Tony Black reviews The X-Files #13…
“Skinner,” Part 2 (of 2): Assistant Director Walter Skinner finally gets the spotlight! When a face from the past resurfaces, Skinner must confront painful memories of the Vietnam War in his effort to keep a dark secret from being exposed.
The second part of ‘Skinner’, this two-part exploration of The X-Files most reliable and assured supporting main character, sees Joe Harris skilfully blend the supernatural with the conspiratorial. Set across the last almost fifty years, we continue uncovering the secret truth about Assistant Director Walter Skinner’s experiences as a young man during the Vietnam War; not just the out of body awakening following the indiscriminate murder of a Vietnamese child, but now we become aware that Skinner is connected to a mystical talisman found in an ancient temple, one which seems keen on visiting demons upon the Marine squad who committed wrongs in the name of the US government.

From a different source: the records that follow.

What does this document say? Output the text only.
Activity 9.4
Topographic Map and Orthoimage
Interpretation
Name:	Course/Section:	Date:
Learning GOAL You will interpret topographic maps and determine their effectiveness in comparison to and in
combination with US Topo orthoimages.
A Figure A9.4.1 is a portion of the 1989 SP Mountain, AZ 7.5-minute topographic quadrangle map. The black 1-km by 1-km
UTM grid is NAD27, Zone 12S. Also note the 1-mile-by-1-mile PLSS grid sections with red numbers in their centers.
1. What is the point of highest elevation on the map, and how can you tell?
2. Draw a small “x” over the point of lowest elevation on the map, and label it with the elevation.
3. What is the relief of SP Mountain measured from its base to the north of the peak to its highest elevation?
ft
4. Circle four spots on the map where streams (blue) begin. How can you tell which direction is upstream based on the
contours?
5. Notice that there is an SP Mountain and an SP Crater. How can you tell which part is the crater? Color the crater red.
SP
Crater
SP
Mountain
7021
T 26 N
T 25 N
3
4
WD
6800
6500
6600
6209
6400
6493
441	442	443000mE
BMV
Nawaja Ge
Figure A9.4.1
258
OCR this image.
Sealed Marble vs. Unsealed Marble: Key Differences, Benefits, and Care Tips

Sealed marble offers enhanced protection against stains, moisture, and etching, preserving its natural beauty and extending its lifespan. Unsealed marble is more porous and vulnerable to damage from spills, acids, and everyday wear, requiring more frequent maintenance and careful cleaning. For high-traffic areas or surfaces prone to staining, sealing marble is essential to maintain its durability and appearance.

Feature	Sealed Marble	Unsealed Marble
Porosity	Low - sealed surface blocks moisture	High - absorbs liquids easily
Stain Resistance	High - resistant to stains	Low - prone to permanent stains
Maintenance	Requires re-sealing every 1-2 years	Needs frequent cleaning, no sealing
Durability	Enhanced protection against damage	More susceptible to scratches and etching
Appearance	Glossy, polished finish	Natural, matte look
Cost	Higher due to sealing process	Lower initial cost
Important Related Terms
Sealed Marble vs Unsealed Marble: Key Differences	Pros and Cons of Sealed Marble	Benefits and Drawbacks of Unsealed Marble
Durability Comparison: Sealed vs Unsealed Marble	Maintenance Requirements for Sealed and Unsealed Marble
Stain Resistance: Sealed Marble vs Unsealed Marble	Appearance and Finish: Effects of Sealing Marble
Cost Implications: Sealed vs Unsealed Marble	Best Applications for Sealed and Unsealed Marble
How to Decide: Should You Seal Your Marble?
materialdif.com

Harris, as ever, is as much interested in the political skullduggery as the paranormality within the story, and through a series of flashbacks around present day Mulder & Scully steadily beginning to piece together a series of mysterious deaths surrounding their loveable A.D., Harris presents a tale where Skinner is effectively on trial. Not just by the Army forces who serve to question him about his experiences, post-Vietnam, but by his own psyche and the demons metaphorically–and literally–coming home to roost.
Most interestingly, the revelations don’t directly come from Skinner himself, not at first – they come from the unfurling of the story around him, as he comes to realise that to a degree he traded off the reputations of the men he served with to insulate himself, again was afraid to face the supernatural truths at the heart of his experience. The story really is a logical extension of the monologue he gives Mulder in the episode ‘One Breath’, and by the end Skinner fundamentally has been changed and affected by what he learns about himself and his past here.
Some may end up frustrated that Harris keeps the source of the paranormality here on the fringes–bar a few suggestions typically from Mulder–but that would be to ignore the character conflict which dominates the story. The talisman is but a catalyst for Skinner’s own realisations here, which Harris conveys well alongside the undercurrent of Army tribunals and military justice rippling away and affecting Skinner’s journey. With some great art from Andrew Currie, who captures our main characters very well, this is a very good conclusion from Harris to an illuminating and fascinating X-Files story.